FIG. 5.

Activation of FoxO3a represses cyclin D transcription but does not affect protein stability of cyclin D1. (A) DL23 cells were either pretreated with 100 nM 4-OHT (+OHT, lower panel) or left untreated (−OHT, upper panel). After 6 h, cells were incubated with 10 μg of cycloheximide/ml (CHX) to prevent de novo protein synthesis. At the indicated time points after CHX addition, cells were lysed and the effect of 4-OHT-mediated FoxO3a activation on the stability of cyclin D1 protein was assessed by Western blotting. The inset demonstrates the effectiveness of 4-OHT-mediated FoxO3a activation in this experiment, as 4-OHT treatment alone resulted in reduced cyclin D1 protein levels compared to those of uninduced cells (lower right panel).

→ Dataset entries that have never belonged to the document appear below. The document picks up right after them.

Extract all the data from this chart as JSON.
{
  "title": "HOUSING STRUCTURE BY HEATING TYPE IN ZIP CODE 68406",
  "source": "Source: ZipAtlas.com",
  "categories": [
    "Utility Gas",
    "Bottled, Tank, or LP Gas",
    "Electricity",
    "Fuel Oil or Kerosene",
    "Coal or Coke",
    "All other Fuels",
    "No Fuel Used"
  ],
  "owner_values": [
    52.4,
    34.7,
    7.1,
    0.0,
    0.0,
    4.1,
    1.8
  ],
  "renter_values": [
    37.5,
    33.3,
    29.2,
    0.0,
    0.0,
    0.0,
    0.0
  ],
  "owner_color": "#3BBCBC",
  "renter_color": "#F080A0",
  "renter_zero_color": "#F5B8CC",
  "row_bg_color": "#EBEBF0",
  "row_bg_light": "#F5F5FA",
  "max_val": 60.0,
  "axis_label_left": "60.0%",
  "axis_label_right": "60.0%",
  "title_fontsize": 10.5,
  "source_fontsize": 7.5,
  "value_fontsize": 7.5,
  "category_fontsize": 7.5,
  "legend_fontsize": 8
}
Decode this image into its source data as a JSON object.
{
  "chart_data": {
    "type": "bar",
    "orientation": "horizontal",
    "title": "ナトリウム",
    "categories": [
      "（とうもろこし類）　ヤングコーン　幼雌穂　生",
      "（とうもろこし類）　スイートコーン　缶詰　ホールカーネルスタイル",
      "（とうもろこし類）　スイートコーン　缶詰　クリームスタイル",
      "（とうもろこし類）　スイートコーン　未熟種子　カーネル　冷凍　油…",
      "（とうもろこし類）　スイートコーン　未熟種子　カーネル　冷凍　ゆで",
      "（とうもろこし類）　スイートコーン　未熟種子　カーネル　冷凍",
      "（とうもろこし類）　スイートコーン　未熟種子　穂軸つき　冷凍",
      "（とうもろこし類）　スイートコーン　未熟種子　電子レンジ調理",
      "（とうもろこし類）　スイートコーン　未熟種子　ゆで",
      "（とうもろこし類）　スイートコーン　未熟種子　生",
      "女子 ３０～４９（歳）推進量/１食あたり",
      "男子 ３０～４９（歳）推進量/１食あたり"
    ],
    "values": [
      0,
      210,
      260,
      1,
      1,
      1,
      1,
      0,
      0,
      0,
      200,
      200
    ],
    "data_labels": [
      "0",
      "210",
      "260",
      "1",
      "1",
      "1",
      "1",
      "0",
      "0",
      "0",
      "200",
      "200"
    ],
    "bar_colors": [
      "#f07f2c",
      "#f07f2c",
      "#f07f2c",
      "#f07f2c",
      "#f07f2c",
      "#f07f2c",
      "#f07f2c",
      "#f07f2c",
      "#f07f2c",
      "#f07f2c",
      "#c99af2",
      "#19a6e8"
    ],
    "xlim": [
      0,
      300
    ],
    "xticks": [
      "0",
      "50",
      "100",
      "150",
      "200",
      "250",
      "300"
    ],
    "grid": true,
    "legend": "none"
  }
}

To compare protein degradation in the presence or absence of 4-OHT, a longer exposure of the blot from the 4-OHT-stimulated cells is shown. (B and C) DL23 cells or DLD-1 cells were stimulated with 100 nM 4-OHT for the indicated times, and total RNA was isolated. The samples were then analyzed for mRNA levels of cyclin D1, cyclin D2, and actin (control) by semiquantitative RT-PCR (C) or for cyclin D1 mRNA by Northern blotting (B). As a loading control for panel B, an ethidium bromide staining of the 28S and 18S ribosomal RNAs is shown. RT-PCRs were shown to be in a linear range by performing parallel control PCRs with increasing template cDNA concentrations (not shown).